Using the jsonb_to_recordset function on the cities column, we can expand the JSON array into separate rows. Like before, we provide a composite type with the key names and data types.

SELECT
  idx,
  country_name,
  city.name,
  city.coordinates
FROM country,
     jsonb_to_recordset(cities) AS city(name text, coordinates jsonb);
+---+------------+---------+------------------------------------+
|idx|country_name|name     |coordinates                         |
+---+------------+---------+------------------------------------+
|1  |AU          |York     |{"lat": -31.88809, "lng": 116.7678} |
|1  |AU          |Yanchep  |{"lat": -31.54678, "lng": 115.63171}|
|1  |AU          |Yallingup|{"lat": -33.64592, "lng": 115.03514}|
|1  |AU          |Wundowie |{"lat": -31.76163, "lng": 116.3799} |
|1  |AU          |Wooroloo |{"lat": -31.8038, "lng": 116.31311} |
|1  |AU          |Woodville|{"lat": -34.88333, "lng": 138.55}   |
+---+------------+---------+------------------------------------+

Note the idx value (the country index column) repeats for each city.

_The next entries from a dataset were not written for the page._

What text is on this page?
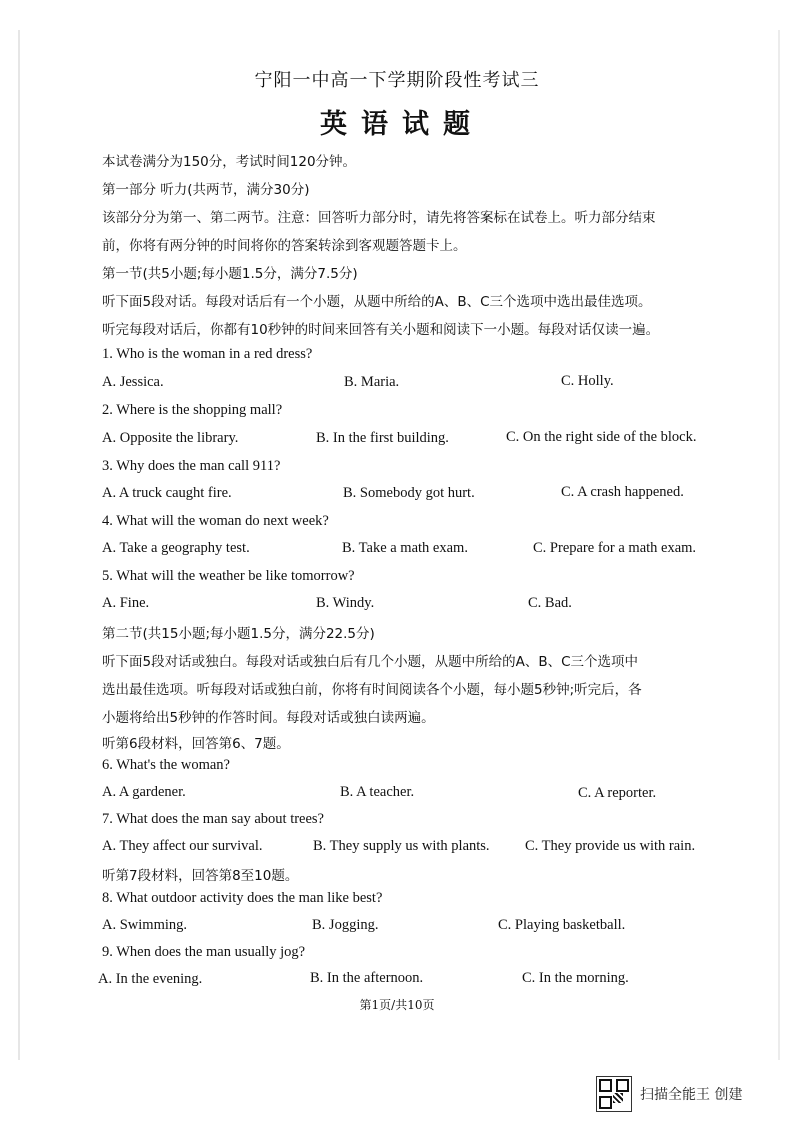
宁阳一中高一下学期阶段性考试三
英语试题
本试卷满分为150分，考试时间120分钟。
第一部分 听力(共两节，满分30分)
该部分分为第一、第二两节。注意：回答听力部分时，请先将答案标在试卷上。听力部分结束
前，你将有两分钟的时间将你的答案转涂到客观题答题卡上。
第一节(共5小题;每小题1.5分，满分7.5分)
听下面5段对话。每段对话后有一个小题，从题中所给的A、B、C三个选项中选出最佳选项。
听完每段对话后，你都有10秒钟的时间来回答有关小题和阅读下一小题。每段对话仅读一遍。
1. Who is the woman in a red dress?
A. Jessica.	B. Maria.	C. Holly.
2. Where is the shopping mall?
A. Opposite the library.	B. In the first building.	C. On the right side of the block.
3. Why does the man call 911?
A. A truck caught fire.	B. Somebody got hurt.	C. A crash happened.
4. What will the woman do next week?
A. Take a geography test.	B. Take a math exam.	C. Prepare for a math exam.
5. What will the weather be like tomorrow?
A. Fine.	B. Windy.	C. Bad.
第二节(共15小题;每小题1.5分，满分22.5分)
听下面5段对话或独白。每段对话或独白后有几个小题，从题中所给的A、B、C三个选项中
选出最佳选项。听每段对话或独白前，你将有时间阅读各个小题，每小题5秒钟;听完后，各
小题将给出5秒钟的作答时间。每段对话或独白读两遍。
听第6段材料，回答第6、7题。
6. What's the woman?
A. A gardener.	B. A teacher.	C. A reporter.
7. What does the man say about trees?
A. They affect our survival.	B. They supply us with plants. C. They provide us with rain.
听第7段材料，回答第8至10题。
8. What outdoor activity does the man like best?
A. Swimming.	B. Jogging.	C. Playing basketball.
9. When does the man usually jog?
A. In the evening.	B. In the afternoon.	C. In the morning.
第1页/共10页
扫描全能王 创建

Expanding and flattening nested JSON

In the previous example, the composite type used the jsonb type for the coordindates key. Thus, the query returned the coordinates as a JSONB column. Given that our goal is to flatten the JSON data, we can build on the previous queries to return separate columns for lat and lng.

SELECT
  idx,
  country_name,
  city.name,
  coord.lat,
  coord.lng
FROM country,
     jsonb_to_recordset(cities) AS city(name text, coordinates jsonb),
     jsonb_to_record(coordinates) AS coord(lat numeric, lng numeric);
+---+------------+---------+---------+---------+
|idx|country_name|name     |lat      |lng      |
+---+------------+---------+---------+---------+
|1  |AU          |York     |-31.88809|116.7678 |
|1  |AU          |Yanchep  |-31.54678|115.63171|
|1  |AU          |Yallingup|-33.64592|115.03514|
|1  |AU          |Wundowie |-31.76163|116.3799 |
|1  |AU          |Wooroloo |-31.8038 |116.31311|
|1  |AU          |Woodville|-34.88333|138.55   |
+---+------------+---------+---------+---------+

Using both jsonb_to_recordset and jsonb_to_record, we’re able to flatten the JSON data so that we have one row per city, which repeated country data.

Closing

Data analysts, data scientists, and ML engineers wrangling JSON in the database can use functions built-in to Postgres to normalize the data. By composing these functions together, it’s possible to expand complex JSON into new rows and columns so they can used downstream for data exploration, data analysis, and building models.